# ETE3 demo for Soltis Lab March 2017

Let's look at the __[ETE Toolkit](http://etetoolkit.org/)__ for working iwth phylogenetic trees in Python. You can __[download ETE from here](http://etetoolkit.org/download/)__. For this demo, we'll start by mostly working through the __[ETE tutorial](http://etetoolkit.org/docs/latest/tutorial/index.html)__. <br>

## Thinking about trees generally
As an intro to trees, the tutorial has this to say:<br>
<div class="alert alert-block alert-info">"In bioinformatics, trees are the result of many analyses, such as phylogenetics or clustering. Although each case entails specific considerations, many properties remains constant among them. In this respect, ETE is a python toolkit that assists in the automated manipulation, analysis and visualization of any type of hierarchical trees. It provides general methods to handle and visualize tree topologies, as well as specific modules to deal with phylogenetic and clustering trees."
</div>

## Let's go...
Import ete3 and play with some trees:

In [1]:
import random
from ete3 import Tree

# Loads a tree structure from a newick string. The returned variable ’t’ is the root node for the tree.
t = Tree("(A:0.5,(B:1,(E:1,D:1):0.5):0.5);" )
print(t)


   /-A
--|
  |   /-B
   \-|
     |   /-E
      \-|
         \-D


### get_common_ancestor
We'll come back to fancy graphical trees later, but for now, we have a decent representation of a tree and can start doing things with it.

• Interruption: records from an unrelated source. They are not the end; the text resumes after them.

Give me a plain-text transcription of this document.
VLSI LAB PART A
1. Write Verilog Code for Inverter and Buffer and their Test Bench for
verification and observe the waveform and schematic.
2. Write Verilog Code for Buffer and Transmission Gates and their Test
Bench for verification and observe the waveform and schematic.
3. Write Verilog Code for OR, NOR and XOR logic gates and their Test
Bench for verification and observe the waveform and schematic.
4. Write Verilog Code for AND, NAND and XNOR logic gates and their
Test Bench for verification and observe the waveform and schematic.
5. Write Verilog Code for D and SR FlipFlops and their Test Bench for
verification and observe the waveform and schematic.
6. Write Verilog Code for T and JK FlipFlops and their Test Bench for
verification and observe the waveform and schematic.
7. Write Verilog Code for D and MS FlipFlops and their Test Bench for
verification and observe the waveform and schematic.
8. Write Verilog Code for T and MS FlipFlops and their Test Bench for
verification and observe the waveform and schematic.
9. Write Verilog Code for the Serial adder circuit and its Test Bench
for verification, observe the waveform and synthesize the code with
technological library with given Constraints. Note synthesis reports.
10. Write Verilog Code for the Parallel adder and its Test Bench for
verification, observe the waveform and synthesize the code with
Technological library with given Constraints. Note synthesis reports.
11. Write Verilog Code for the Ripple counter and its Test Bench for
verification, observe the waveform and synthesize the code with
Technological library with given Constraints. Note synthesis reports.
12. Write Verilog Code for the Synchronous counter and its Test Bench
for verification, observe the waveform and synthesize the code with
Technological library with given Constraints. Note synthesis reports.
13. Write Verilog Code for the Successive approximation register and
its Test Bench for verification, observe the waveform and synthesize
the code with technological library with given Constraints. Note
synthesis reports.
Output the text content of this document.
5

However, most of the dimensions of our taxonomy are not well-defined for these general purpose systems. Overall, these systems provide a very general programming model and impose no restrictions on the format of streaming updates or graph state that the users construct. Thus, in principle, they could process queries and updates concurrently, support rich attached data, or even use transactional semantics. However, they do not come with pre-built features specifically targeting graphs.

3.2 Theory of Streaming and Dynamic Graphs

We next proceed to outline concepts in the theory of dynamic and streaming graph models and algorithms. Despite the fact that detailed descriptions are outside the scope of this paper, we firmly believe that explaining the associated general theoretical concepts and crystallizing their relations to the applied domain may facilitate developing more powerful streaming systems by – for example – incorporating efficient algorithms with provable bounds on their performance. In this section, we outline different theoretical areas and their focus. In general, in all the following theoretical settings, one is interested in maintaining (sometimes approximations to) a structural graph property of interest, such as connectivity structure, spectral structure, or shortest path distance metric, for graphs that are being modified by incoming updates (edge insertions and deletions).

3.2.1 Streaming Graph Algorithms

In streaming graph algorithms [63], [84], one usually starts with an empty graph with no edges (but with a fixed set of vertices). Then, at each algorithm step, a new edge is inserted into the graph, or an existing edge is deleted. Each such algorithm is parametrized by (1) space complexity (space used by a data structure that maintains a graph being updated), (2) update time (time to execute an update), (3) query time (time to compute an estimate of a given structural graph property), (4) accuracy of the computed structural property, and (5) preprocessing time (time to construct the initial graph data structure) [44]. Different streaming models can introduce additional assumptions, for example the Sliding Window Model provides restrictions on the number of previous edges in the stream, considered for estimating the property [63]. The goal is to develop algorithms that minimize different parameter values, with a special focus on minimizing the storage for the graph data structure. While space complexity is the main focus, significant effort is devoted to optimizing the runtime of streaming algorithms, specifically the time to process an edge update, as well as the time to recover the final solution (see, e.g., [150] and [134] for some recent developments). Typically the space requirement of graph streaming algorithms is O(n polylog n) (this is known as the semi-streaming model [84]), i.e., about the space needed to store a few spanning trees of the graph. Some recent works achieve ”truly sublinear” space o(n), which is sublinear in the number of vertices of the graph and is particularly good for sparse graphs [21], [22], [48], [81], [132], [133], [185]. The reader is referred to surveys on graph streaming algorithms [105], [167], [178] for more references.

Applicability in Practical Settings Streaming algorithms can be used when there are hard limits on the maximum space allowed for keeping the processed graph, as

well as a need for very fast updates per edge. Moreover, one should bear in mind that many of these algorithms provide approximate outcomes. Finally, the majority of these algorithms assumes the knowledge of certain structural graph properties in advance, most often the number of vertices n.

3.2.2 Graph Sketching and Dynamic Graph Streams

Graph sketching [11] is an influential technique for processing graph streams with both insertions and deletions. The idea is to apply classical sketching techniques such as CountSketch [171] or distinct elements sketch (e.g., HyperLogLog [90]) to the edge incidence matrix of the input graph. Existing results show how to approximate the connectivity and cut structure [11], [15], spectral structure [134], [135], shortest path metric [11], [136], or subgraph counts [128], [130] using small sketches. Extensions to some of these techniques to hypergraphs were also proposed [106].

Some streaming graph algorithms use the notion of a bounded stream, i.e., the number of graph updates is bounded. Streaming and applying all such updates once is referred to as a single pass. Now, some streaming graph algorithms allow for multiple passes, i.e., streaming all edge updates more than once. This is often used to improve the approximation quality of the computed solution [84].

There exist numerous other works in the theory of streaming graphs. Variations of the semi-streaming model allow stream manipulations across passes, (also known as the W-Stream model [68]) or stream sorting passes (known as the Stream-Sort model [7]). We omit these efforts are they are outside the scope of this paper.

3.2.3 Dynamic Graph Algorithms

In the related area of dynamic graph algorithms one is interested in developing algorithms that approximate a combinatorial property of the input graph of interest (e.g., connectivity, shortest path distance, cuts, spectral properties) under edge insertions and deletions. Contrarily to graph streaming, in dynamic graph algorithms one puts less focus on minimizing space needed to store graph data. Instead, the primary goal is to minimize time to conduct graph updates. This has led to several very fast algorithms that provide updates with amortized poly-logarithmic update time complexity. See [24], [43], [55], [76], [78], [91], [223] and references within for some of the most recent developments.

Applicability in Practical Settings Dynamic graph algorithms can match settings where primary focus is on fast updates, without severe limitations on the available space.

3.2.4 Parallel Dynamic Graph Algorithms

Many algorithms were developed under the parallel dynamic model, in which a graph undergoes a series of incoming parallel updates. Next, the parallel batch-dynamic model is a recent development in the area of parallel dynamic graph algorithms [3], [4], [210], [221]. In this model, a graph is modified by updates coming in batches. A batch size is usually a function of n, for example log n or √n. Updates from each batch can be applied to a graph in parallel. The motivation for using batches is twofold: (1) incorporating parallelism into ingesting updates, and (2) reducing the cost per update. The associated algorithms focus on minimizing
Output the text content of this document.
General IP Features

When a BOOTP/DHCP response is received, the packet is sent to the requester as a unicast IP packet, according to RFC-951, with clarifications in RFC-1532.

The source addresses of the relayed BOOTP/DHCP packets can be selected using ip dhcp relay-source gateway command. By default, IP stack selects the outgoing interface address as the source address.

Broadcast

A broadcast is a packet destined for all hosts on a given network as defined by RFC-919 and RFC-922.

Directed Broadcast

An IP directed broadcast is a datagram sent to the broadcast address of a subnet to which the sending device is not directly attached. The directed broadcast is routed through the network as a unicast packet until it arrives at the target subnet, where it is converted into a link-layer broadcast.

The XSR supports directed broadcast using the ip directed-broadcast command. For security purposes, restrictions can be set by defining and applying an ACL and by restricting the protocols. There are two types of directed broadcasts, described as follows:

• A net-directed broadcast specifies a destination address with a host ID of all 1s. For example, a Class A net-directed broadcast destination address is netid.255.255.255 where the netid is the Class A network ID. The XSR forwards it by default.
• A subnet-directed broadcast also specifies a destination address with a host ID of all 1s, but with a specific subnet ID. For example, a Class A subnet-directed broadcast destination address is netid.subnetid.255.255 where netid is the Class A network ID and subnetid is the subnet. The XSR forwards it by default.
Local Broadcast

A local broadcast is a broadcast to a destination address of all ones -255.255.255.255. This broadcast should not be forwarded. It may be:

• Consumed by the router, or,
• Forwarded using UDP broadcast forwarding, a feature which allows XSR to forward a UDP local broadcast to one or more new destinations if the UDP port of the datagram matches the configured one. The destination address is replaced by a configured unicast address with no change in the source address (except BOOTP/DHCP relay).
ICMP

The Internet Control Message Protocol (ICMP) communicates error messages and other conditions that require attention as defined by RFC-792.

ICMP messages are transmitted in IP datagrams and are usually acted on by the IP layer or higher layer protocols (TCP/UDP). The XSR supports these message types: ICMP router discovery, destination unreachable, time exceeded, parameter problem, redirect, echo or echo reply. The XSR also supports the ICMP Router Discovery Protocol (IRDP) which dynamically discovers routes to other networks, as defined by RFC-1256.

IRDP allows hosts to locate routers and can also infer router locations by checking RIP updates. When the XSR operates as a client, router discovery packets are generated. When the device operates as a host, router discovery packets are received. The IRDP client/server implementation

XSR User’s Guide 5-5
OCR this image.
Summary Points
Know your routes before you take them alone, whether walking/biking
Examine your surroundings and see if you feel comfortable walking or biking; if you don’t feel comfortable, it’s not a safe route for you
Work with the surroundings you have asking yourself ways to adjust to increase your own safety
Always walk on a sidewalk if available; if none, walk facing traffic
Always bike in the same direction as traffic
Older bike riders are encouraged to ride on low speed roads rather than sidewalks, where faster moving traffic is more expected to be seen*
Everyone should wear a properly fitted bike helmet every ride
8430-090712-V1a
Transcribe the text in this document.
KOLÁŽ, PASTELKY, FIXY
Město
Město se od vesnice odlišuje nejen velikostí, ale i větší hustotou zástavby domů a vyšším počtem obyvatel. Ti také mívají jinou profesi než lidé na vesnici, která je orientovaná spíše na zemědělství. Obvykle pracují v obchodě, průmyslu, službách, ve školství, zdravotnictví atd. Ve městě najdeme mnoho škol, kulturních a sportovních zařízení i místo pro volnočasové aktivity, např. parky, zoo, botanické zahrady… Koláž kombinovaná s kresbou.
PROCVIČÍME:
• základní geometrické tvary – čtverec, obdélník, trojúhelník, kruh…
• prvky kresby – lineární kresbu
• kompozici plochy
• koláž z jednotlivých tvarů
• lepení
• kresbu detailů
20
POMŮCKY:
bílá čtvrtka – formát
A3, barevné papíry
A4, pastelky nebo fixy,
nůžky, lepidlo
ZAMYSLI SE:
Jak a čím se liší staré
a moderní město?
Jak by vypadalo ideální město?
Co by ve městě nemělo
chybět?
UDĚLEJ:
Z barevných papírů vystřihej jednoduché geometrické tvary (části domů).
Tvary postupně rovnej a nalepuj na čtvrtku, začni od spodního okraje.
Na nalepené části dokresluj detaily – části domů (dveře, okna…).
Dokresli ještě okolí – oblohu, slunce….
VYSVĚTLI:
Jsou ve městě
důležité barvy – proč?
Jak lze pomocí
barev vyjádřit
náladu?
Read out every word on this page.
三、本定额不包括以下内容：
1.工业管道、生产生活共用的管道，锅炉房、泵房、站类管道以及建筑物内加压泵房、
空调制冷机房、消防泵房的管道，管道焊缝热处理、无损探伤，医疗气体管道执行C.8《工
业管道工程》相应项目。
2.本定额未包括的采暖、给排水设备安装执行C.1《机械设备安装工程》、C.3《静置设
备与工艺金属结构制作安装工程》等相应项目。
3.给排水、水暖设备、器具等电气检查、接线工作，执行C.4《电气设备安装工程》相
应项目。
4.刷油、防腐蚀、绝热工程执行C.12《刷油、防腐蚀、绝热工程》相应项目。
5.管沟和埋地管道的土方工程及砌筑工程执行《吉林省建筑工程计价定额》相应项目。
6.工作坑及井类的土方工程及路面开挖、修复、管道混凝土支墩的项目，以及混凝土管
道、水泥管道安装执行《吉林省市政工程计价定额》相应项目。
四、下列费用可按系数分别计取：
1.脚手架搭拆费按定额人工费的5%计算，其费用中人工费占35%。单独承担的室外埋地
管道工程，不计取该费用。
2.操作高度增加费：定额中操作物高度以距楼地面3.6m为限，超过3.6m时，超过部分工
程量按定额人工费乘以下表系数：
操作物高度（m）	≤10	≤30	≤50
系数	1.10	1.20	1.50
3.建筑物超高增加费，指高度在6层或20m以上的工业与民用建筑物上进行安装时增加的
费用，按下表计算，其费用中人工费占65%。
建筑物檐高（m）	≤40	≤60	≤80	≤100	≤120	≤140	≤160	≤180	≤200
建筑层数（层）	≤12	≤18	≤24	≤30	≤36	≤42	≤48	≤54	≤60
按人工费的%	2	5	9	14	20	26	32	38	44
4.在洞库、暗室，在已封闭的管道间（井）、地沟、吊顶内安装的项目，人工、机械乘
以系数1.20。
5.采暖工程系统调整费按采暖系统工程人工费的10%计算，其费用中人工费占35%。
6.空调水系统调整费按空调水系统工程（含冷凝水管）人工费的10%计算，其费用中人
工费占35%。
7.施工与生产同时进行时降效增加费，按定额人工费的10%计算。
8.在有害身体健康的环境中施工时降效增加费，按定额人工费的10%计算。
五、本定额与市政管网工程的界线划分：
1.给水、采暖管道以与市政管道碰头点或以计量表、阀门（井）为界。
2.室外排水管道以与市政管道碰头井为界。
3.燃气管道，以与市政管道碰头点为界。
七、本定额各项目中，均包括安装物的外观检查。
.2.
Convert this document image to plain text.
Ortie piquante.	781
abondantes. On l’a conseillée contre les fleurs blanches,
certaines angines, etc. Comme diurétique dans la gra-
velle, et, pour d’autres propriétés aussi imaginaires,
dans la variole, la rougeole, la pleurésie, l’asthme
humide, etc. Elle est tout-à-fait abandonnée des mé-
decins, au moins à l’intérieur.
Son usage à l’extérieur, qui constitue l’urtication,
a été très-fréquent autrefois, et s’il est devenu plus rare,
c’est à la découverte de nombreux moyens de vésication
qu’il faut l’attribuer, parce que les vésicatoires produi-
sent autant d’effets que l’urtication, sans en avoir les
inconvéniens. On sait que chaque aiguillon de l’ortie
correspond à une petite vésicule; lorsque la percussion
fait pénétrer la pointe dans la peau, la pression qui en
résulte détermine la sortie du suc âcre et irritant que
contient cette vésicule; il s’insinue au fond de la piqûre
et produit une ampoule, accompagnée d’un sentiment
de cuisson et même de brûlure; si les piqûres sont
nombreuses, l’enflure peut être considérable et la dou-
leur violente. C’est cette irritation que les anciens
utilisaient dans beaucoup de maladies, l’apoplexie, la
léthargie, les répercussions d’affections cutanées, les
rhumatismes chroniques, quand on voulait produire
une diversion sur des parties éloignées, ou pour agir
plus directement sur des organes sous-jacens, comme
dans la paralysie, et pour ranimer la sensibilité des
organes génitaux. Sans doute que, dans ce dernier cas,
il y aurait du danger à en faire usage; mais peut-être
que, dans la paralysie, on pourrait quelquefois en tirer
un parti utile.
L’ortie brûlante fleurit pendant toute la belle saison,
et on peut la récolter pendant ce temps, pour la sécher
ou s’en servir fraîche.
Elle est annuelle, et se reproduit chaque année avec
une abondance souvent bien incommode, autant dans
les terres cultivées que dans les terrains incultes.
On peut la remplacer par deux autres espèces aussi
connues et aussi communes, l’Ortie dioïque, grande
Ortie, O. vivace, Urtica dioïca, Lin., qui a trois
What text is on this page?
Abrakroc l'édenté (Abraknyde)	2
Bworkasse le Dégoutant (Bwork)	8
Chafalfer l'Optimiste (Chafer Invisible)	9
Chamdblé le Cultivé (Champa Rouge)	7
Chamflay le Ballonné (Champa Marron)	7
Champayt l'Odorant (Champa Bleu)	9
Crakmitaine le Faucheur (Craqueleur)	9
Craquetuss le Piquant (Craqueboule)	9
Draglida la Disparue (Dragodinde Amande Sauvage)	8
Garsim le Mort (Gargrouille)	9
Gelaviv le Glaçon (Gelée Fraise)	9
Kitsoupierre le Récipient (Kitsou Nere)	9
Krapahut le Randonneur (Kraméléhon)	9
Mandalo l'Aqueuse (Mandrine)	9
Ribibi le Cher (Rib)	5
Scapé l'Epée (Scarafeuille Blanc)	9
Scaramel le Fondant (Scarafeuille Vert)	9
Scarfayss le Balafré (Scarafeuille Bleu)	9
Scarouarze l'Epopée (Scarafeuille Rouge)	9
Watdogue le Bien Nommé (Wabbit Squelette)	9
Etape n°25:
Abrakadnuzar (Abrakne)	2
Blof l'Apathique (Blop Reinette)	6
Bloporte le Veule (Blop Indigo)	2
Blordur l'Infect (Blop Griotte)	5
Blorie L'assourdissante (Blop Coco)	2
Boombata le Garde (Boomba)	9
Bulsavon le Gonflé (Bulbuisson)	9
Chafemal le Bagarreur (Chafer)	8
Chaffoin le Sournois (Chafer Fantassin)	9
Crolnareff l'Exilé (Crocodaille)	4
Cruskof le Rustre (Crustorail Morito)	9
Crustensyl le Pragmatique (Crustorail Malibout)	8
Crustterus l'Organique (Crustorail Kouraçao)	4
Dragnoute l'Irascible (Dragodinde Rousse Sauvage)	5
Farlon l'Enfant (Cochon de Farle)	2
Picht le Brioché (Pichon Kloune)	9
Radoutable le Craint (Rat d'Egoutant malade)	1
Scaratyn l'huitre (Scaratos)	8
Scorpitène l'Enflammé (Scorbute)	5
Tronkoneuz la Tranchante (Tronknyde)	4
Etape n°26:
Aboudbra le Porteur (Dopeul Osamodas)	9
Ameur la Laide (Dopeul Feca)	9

We can find the sub-tree that is the common ancestor of two tips. For example, E and B. This is done a __[bit later](http://etetoolkit.org/docs/latest/tutorial/tutorial_trees.html#find-the-first-common-ancestor)__ in the tutorial.

Remember that sub-trees are basically the same as trees, so we could get the leaves on that sub-tree with <code>get_leaves()</code>:

In [2]:
ancestor=t.get_common_ancestor("E", "B")
print(ancestor)
decendents=ancestor.get_leaves()
print (decendents)


   /-B
--|
  |   /-E
   \-|
      \-D
[Tree node 'B' (0x11305a55), Tree node 'E' (-0x7fffffffeec4ce3f), Tree node 'D' (0x113af516)]


### Searching
We can also search in trees, or test if a taxon is in a tree:

In [3]:
print(t.get_leaves_by_name("B"))
for taxon in ["A","X"]:
    if t.get_leaves_by_name(taxon):
        print("%s is in the tree" %(taxon))
    else:
        print("%s is not in the tree" %(taxon))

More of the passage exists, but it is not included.